Expression of p40^phox mutants in COS^phoxFcγR cells and effect on IgG–sheep RBC–elicited NADPH oxidase activity. Data shown is representative of at least three independent experiments. (A) Immunoblot of cell lysates from COS^phoxFcγR cells transfected with 0.67 μg of either empty pRK5 or pRK5 containing cDNAs for either wild-type or mutant p40^phox. Blots were probed with antibodies for p40^phox, p47^phox, and p67^phox. (B) COS^phoxFcγR cells were transfected as in A and incubated with IgG-RBCs in the presence of NBT for 30 min at 37°C. The percentage of cells with NBT⁺ phagosomes is shown as the mean ± SD (n = 4 except for W207R/D289A, where n = 3). (C) COS^phoxFcγR cells were transfected as in A for expression of YFP-tagged wild-type or mutant derivatives of p40^phox as indicated or a YFP-tagged PX domain of p40^phox and incubated with IgG–sheep RBCs or with IgG latex beads (*) without or with 50 nM wortmannin, followed by confocal microscopy.

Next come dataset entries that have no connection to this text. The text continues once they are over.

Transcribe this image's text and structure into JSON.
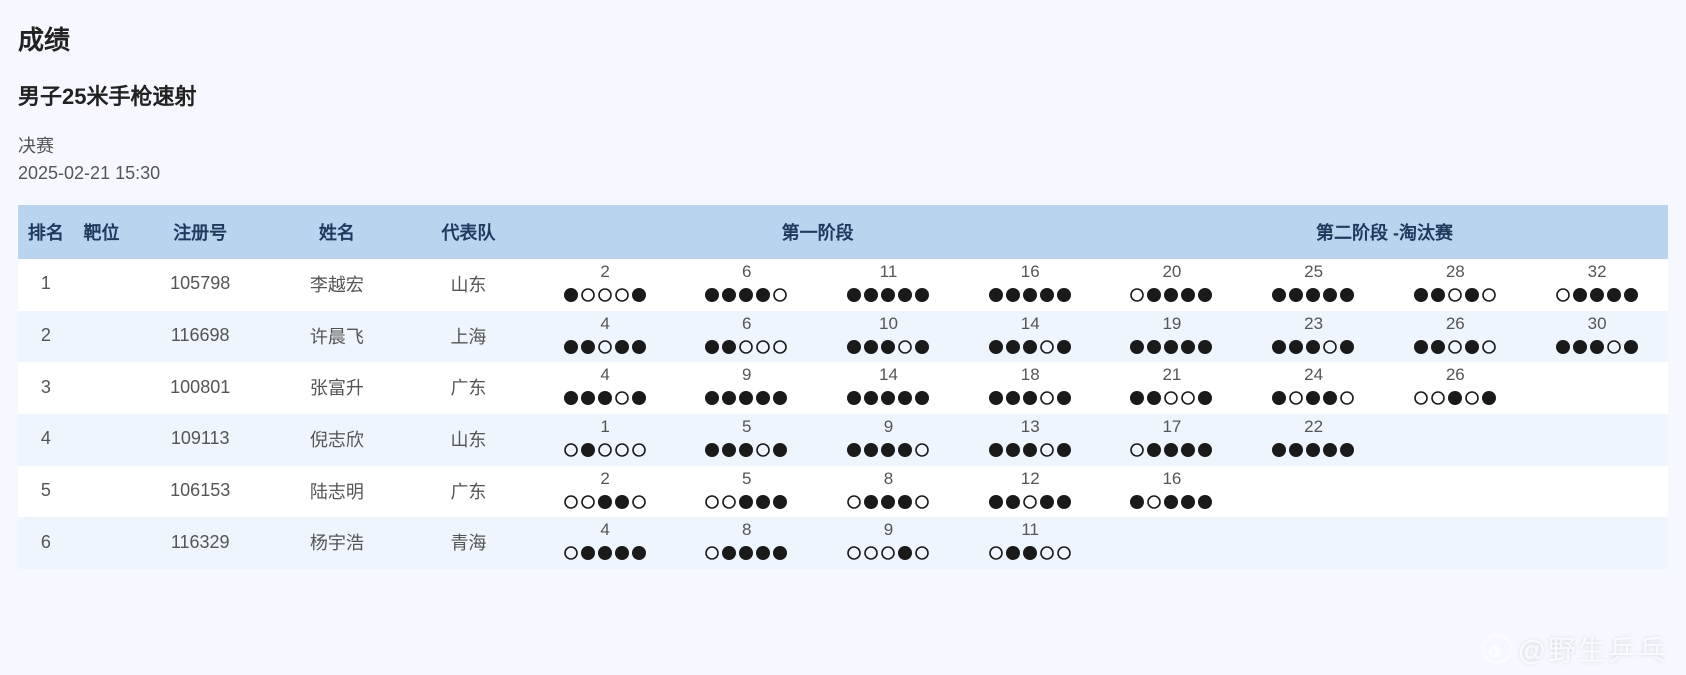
{
  "title": "成绩",
  "subtitle": "男子25米手枪速射",
  "round": "决赛",
  "datetime": "2025-02-21 15:30",
  "watermark": "@野生乒乓",
  "columns": {
    "rank": "排名",
    "target": "靶位",
    "reg": "注册号",
    "name": "姓名",
    "team": "代表队",
    "stage1": "第一阶段",
    "stage2": "第二阶段 -淘汰赛"
  },
  "styling": {
    "background_color": "#f5f9ff",
    "header_bg": "#b8d4ef",
    "header_text": "#1f3a5f",
    "row_alt_bg": "#eef5fc",
    "row_bg": "#ffffff",
    "text_color": "#555555",
    "dot": {
      "filled_color": "#1a1a1a",
      "empty_stroke": "#1a1a1a",
      "radius": 7,
      "spacing": 3
    },
    "font_sizes": {
      "title": 26,
      "subtitle": 22,
      "meta": 18,
      "th": 18,
      "td": 18,
      "score": 17
    }
  },
  "stage1_series_count": 4,
  "stage2_series_count": 4,
  "rows": [
    {
      "rank": "1",
      "target": "",
      "reg": "105798",
      "name": "李越宏",
      "team": "山东",
      "series": [
        {
          "score": "2",
          "dots": [
            1,
            0,
            0,
            0,
            1
          ]
        },
        {
          "score": "6",
          "dots": [
            1,
            1,
            1,
            1,
            0
          ]
        },
        {
          "score": "11",
          "dots": [
            1,
            1,
            1,
            1,
            1
          ]
        },
        {
          "score": "16",
          "dots": [
            1,
            1,
            1,
            1,
            1
          ]
        },
        {
          "score": "20",
          "dots": [
            0,
            1,
            1,
            1,
            1
          ]
        },
        {
          "score": "25",
          "dots": [
            1,
            1,
            1,
            1,
            1
          ]
        },
        {
          "score": "28",
          "dots": [
            1,
            1,
            0,
            1,
            0
          ]
        },
        {
          "score": "32",
          "dots": [
            0,
            1,
            1,
            1,
            1
          ]
        }
      ]
    },
    {
      "rank": "2",
      "target": "",
      "reg": "116698",
      "name": "许晨飞",
      "team": "上海",
      "series": [
        {
          "score": "4",
          "dots": [
            1,
            1,
            0,
            1,
            1
          ]
        },
        {
          "score": "6",
          "dots": [
            1,
            1,
            0,
            0,
            0
          ]
        },
        {
          "score": "10",
          "dots": [
            1,
            1,
            1,
            0,
            1
          ]
        },
        {
          "score": "14",
          "dots": [
            1,
            1,
            1,
            0,
            1
          ]
        },
        {
          "score": "19",
          "dots": [
            1,
            1,
            1,
            1,
            1
          ]
        },
        {
          "score": "23",
          "dots": [
            1,
            1,
            1,
            0,
            1
          ]
        },
        {
          "score": "26",
          "dots": [
            1,
            1,
            0,
            1,
            0
          ]
        },
        {
          "score": "30",
          "dots": [
            1,
            1,
            1,
            0,
            1
          ]
        }
      ]
    },
    {
      "rank": "3",
      "target": "",
      "reg": "100801",
      "name": "张富升",
      "team": "广东",
      "series": [
        {
          "score": "4",
          "dots": [
            1,
            1,
            1,
            0,
            1
          ]
        },
        {
          "score": "9",
          "dots": [
            1,
            1,
            1,
            1,
            1
          ]
        },
        {
          "score": "14",
          "dots": [
            1,
            1,
            1,
            1,
            1
          ]
        },
        {
          "score": "18",
          "dots": [
            1,
            1,
            1,
            0,
            1
          ]
        },
        {
          "score": "21",
          "dots": [
            1,
            1,
            0,
            0,
            1
          ]
        },
        {
          "score": "24",
          "dots": [
            1,
            0,
            1,
            1,
            0
          ]
        },
        {
          "score": "26",
          "dots": [
            0,
            0,
            1,
            0,
            1
          ]
        }
      ]
    },
    {
      "rank": "4",
      "target": "",
      "reg": "109113",
      "name": "倪志欣",
      "team": "山东",
      "series": [
        {
          "score": "1",
          "dots": [
            0,
            1,
            0,
            0,
            0
          ]
        },
        {
          "score": "5",
          "dots": [
            1,
            1,
            1,
            0,
            1
          ]
        },
        {
          "score": "9",
          "dots": [
            1,
            1,
            1,
            1,
            0
          ]
        },
        {
          "score": "13",
          "dots": [
            1,
            1,
            1,
            0,
            1
          ]
        },
        {
          "score": "17",
          "dots": [
            0,
            1,
            1,
            1,
            1
          ]
        },
        {
          "score": "22",
          "dots": [
            1,
            1,
            1,
            1,
            1
          ]
        }
      ]
    },
    {
      "rank": "5",
      "target": "",
      "reg": "106153",
      "name": "陆志明",
      "team": "广东",
      "series": [
        {
          "score": "2",
          "dots": [
            0,
            0,
            1,
            1,
            0
          ]
        },
        {
          "score": "5",
          "dots": [
            0,
            0,
            1,
            1,
            1
          ]
        },
        {
          "score": "8",
          "dots": [
            0,
            1,
            1,
            1,
            0
          ]
        },
        {
          "score": "12",
          "dots": [
            1,
            1,
            0,
            1,
            1
          ]
        },
        {
          "score": "16",
          "dots": [
            1,
            0,
            1,
            1,
            1
          ]
        }
      ]
    },
    {
      "rank": "6",
      "target": "",
      "reg": "116329",
      "name": "杨宇浩",
      "team": "青海",
      "series": [
        {
          "score": "4",
          "dots": [
            0,
            1,
            1,
            1,
            1
          ]
        },
        {
          "score": "8",
          "dots": [
            0,
            1,
            1,
            1,
            1
          ]
        },
        {
          "score": "9",
          "dots": [
            0,
            0,
            0,
            1,
            0
          ]
        },
        {
          "score": "11",
          "dots": [
            0,
            1,
            1,
            0,
            0
          ]
        }
      ]
    }
  ]
}
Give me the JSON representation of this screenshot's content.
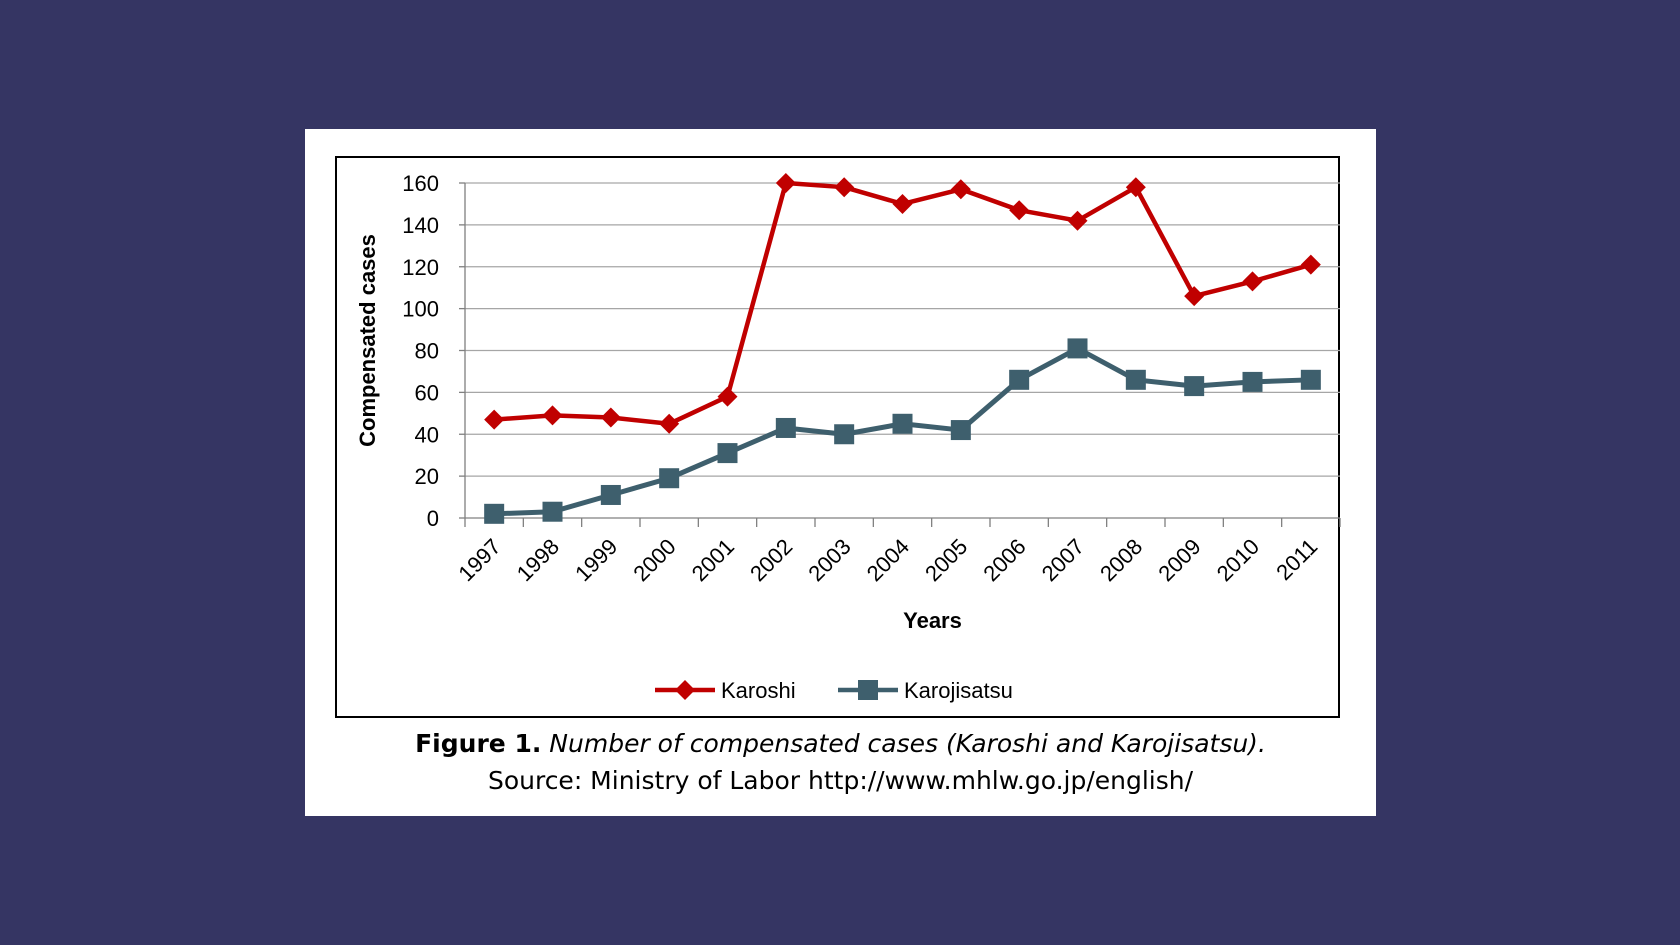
{
  "chart_data": {
    "type": "line",
    "categories": [
      "1997",
      "1998",
      "1999",
      "2000",
      "2001",
      "2002",
      "2003",
      "2004",
      "2005",
      "2006",
      "2007",
      "2008",
      "2009",
      "2010",
      "2011"
    ],
    "series": [
      {
        "name": "Karoshi",
        "color": "#c00000",
        "marker": "diamond",
        "values": [
          47,
          49,
          48,
          45,
          58,
          160,
          158,
          150,
          157,
          147,
          142,
          158,
          106,
          113,
          121
        ]
      },
      {
        "name": "Karojisatsu",
        "color": "#3e5f6d",
        "marker": "square",
        "values": [
          2,
          3,
          11,
          19,
          31,
          43,
          40,
          45,
          42,
          66,
          81,
          66,
          63,
          65,
          66
        ]
      }
    ],
    "xlabel": "Years",
    "ylabel": "Compensated cases",
    "ylim": [
      0,
      160
    ],
    "yticks": [
      "0",
      "20",
      "40",
      "60",
      "80",
      "100",
      "120",
      "140",
      "160"
    ],
    "grid": true,
    "legend": "bottom-center"
  },
  "caption": {
    "label": "Figure 1.",
    "title": "Number of compensated cases (Karoshi and Karojisatsu).",
    "source": "Source: Ministry of Labor http://www.mhlw.go.jp/english/"
  }
}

Individual phagosomes were scored for either the presence (black bars) or absence of YFP-p40^phox or YFP-p40PX translocation. The number of phagosomes scored for each construct is also shown. Data was collected from two to four independent experiments.

Figure 6.

Effects of PI3 kinase inhibitor on macrophage phagocytosis and NADPH oxidase activity elicited by IgG-opsonized latex beads. Murine PEMs were incubated with varying concentrations of wortmannin or LY294002 for 30 min at 37°C or with DMSO vehicle (control) before adding IgG-opsonized latex beads (3.3 μm). Data is the mean ± SD (n ≥ 3 experiments). (A) The percentage of macrophages with internalized beads (black bars) and the phagocytic index (white bars; data normalized as the percentage of the phagocytic index for vehicle-treated control macrophages, which was ∼400–600) are shown. (B) NADPH oxidase activity during phagocytosis of IgG beads, as measured by lucigenin-dependent chemiluminescence integrated over 60 min. Data is the mean ± SD (n ≥ 3 experiments). The background signal from gp91^phox-null PEM samples run in parallel was 90.0 ± 27.8 and has been subtracted from the wild-type PEM signal.